On 7/21/23 18:40, Shyam Saini wrote:
+config RPMB
- tristate "RPMB partition interface"
- help
Unified RPMB partition interface for RPMB capable devices such as
eMMC and UFS. Provides interface for in kernel security
controllers to
access RPMB partition.
If unsure, select N.
Please also mention NVMe.
Sure,
Please change the word "partition" into "unit" to avoid confusion with the concept "LBA range partition".
sure, in next iteration
+static DEFINE_IDA(rpmb_ida);
How are accesses to this IDA serialized?
I will look into that.
+/**
- rpmb_get_capacity() - returns the capacity of the rpmb device
- @rdev: rpmb device
- Return:
capacity of the device in units of 128K, on success
-EINVAL on wrong parameters
-EOPNOTSUPP if device doesn't support the requested operation
< 0 if the operation fails
- */
Why in units of 128 KiB?
I think UFS/eMMC RPMB spec suggests size of RPMB multiple of 128K and NVMe spec suggests RPMB Data Area to be multiple of 128K as well.
+/**
- rpmb_dev_find_by_device() - retrieve rpmb device from the parent
device
- @parent: parent device of the rpmb device
- @target: RPMB target/region within the physical device
- Return: NULL if there is no rpmb device associated with the parent
device
- */
Can an NVMe controller have multiple RPMB units? From the NVMe specification: "The controller may support multiple RPMB targets."
That we have to figure, I see NVMe device can have upto 7 RPMB targets/units
Can rpmb_dev_find_by_device() be used if multiple RPMB units are associated with a single controller?
That's not finalised yet, but we some ideas from Optee folks on the other replies.
+/**
- rpmb_dev_register - register RPMB partition with the RPMB subsystem
- @dev: storage device of the rpmb device
- @target: RPMB target/region within the physical device
- @ops: device specific operations
- Return: a pointer to rpmb device
- */
+struct rpmb_dev *rpmb_dev_register(struct device *dev, u8 target,
const struct rpmb_ops *ops)
+{
- struct rpmb_dev *rdev;
- int id;
- int ret;
- if (!dev || !ops)
return ERR_PTR(-EINVAL);
- if (!ops->program_key)
return ERR_PTR(-EINVAL);
- if (!ops->get_capacity)
return ERR_PTR(-EINVAL);
- if (!ops->get_write_counter)
return ERR_PTR(-EINVAL);
- if (!ops->write_blocks)
return ERR_PTR(-EINVAL);
- if (!ops->read_blocks)
return ERR_PTR(-EINVAL);
- rdev = kzalloc(sizeof(*rdev), GFP_KERNEL);
- if (!rdev)
return ERR_PTR(-ENOMEM);
- id = ida_simple_get(&rpmb_ida, 0, 0, GFP_KERNEL);
- if (id < 0) {
ret = id;
goto exit;
- }
- mutex_init(&rdev->lock);
- rdev->ops = ops;
- rdev->id = id;
- rdev->target = target;
- dev_set_name(&rdev->dev, "rpmb%d", id);
- rdev->dev.class = &rpmb_class;
- rdev->dev.parent = dev;
- rpmb_cdev_prepare(rdev);
- ret = device_register(&rdev->dev);
- if (ret)
goto exit;
- rpmb_cdev_add(rdev);
- dev_dbg(&rdev->dev, "registered device\n");
- return rdev;
+exit:
- if (id >= 0)
ida_simple_remove(&rpmb_ida, id);
- kfree(rdev);
- return ERR_PTR(ret);
+}
How is user space software supposed to map an NVMe RPMB target ID to an RPMB device name?

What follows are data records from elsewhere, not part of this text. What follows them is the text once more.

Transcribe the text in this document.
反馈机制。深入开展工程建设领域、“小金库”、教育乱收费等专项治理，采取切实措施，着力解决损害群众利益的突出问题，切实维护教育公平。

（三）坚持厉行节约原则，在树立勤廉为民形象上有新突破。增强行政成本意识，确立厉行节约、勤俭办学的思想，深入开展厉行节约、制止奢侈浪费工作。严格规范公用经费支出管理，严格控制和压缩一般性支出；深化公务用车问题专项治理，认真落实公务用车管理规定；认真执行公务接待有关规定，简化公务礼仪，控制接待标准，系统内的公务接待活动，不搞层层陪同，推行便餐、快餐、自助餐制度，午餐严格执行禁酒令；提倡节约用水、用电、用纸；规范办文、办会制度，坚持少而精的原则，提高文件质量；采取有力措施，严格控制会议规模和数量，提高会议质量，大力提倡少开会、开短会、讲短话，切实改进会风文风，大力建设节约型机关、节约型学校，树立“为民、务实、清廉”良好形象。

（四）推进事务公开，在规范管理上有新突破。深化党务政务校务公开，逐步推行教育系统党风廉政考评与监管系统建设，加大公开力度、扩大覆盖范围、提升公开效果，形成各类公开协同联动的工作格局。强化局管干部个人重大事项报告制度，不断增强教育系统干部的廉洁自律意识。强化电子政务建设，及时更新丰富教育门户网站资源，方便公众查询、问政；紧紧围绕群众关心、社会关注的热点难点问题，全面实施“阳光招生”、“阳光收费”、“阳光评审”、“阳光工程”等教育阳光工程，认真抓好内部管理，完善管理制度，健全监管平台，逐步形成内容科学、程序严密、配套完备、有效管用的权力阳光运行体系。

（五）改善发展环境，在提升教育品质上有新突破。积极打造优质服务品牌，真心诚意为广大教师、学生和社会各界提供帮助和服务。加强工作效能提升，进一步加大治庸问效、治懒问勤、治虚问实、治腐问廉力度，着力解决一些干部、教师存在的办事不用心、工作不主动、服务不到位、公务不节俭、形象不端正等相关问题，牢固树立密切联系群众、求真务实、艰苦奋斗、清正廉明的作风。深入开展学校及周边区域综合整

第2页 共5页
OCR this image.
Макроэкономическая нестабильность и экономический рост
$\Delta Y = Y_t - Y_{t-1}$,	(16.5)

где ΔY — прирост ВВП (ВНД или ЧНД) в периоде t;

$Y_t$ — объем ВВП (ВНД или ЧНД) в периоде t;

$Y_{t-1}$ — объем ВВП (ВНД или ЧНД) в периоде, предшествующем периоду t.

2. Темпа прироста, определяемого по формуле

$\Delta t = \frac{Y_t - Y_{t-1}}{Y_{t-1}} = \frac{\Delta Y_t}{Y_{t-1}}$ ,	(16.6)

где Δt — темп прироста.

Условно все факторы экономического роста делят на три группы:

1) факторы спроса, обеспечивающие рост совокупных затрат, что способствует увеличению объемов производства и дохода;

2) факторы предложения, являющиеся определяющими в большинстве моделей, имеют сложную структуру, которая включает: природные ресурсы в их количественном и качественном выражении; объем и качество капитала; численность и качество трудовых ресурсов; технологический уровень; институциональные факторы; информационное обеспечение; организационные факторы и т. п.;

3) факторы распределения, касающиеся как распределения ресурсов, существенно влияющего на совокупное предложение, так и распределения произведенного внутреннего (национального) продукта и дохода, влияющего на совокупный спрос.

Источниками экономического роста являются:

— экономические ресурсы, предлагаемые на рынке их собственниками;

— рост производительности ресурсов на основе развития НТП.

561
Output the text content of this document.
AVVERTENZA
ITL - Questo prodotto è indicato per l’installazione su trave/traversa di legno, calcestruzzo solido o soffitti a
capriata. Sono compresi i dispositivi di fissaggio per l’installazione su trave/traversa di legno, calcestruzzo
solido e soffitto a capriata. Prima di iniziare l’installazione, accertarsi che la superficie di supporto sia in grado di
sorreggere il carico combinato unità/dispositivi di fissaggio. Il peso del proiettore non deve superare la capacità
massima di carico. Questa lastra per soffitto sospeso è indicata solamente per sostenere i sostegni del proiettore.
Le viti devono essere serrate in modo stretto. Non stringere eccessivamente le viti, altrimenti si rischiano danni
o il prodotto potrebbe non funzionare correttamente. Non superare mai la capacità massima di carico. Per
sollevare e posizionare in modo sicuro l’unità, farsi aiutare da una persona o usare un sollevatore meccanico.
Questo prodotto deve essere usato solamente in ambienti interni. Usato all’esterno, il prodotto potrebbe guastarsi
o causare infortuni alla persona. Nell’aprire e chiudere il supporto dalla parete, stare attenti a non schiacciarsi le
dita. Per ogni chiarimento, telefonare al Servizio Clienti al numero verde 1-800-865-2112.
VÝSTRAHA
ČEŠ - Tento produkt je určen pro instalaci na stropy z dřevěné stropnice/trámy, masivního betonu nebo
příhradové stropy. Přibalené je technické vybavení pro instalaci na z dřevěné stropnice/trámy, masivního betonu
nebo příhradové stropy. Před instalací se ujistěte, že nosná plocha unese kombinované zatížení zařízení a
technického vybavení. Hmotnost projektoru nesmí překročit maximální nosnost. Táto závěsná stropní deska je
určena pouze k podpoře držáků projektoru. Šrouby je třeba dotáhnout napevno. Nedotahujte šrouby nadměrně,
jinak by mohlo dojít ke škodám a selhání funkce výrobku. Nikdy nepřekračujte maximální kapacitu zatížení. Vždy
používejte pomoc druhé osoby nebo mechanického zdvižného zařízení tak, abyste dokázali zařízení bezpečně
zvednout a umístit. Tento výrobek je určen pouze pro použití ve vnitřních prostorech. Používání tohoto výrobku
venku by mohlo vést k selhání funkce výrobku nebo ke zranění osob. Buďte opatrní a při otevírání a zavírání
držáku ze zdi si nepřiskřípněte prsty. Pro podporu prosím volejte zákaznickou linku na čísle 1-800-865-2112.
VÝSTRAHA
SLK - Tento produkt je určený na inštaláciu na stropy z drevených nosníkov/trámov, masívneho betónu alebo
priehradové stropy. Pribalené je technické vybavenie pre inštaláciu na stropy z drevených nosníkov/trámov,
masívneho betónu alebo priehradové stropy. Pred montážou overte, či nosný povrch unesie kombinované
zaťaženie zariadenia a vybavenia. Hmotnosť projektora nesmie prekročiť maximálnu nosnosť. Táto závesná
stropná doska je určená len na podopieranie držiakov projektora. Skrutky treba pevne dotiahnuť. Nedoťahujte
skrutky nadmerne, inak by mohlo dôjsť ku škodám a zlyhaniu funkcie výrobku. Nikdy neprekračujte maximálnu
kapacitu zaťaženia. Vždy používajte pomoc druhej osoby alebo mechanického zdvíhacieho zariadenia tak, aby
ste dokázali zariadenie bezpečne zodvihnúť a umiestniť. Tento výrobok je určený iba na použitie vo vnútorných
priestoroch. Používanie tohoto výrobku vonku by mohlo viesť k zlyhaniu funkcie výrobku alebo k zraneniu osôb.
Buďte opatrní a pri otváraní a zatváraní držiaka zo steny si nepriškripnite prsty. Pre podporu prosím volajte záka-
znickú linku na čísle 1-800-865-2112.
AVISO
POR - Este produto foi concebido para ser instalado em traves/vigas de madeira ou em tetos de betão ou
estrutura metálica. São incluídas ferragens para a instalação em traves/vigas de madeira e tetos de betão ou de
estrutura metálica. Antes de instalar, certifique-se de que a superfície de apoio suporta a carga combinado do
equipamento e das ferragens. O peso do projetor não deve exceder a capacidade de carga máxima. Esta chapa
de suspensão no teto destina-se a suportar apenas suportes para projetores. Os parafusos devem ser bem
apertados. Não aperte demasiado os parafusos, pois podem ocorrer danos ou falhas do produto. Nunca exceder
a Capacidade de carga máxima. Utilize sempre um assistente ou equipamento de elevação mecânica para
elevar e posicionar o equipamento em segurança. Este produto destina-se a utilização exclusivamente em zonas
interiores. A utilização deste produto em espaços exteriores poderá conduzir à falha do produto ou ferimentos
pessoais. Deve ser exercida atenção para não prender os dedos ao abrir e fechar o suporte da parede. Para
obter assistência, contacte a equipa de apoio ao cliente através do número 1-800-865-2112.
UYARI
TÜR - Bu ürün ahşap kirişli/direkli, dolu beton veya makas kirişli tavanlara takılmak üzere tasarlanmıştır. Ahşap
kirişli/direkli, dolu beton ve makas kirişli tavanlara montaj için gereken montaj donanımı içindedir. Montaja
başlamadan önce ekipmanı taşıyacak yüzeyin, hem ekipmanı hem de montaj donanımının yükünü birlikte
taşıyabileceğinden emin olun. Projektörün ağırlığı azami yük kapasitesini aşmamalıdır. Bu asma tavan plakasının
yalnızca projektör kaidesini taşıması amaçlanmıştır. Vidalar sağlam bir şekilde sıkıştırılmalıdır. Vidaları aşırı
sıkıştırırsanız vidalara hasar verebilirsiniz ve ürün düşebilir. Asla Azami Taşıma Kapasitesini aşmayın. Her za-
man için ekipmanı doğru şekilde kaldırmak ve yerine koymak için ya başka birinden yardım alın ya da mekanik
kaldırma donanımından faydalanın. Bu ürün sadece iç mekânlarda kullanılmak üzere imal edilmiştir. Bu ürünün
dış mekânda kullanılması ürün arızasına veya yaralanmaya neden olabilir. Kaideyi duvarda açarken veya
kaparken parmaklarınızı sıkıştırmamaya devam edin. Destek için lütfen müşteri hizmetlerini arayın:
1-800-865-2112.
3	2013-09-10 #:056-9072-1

I am not sure, this driver aims to provide in kernel RPMB access APIs, user space support may be added later on, but i will look if the current RFC version has any implication on future user-space support.
+MODULE_AUTHOR("Intel Corporation");
Shouldn't this be the name of a person instead of the name of a company?
Thanks, I will address that in next iteration.
Please keep posted your reviews and feedback.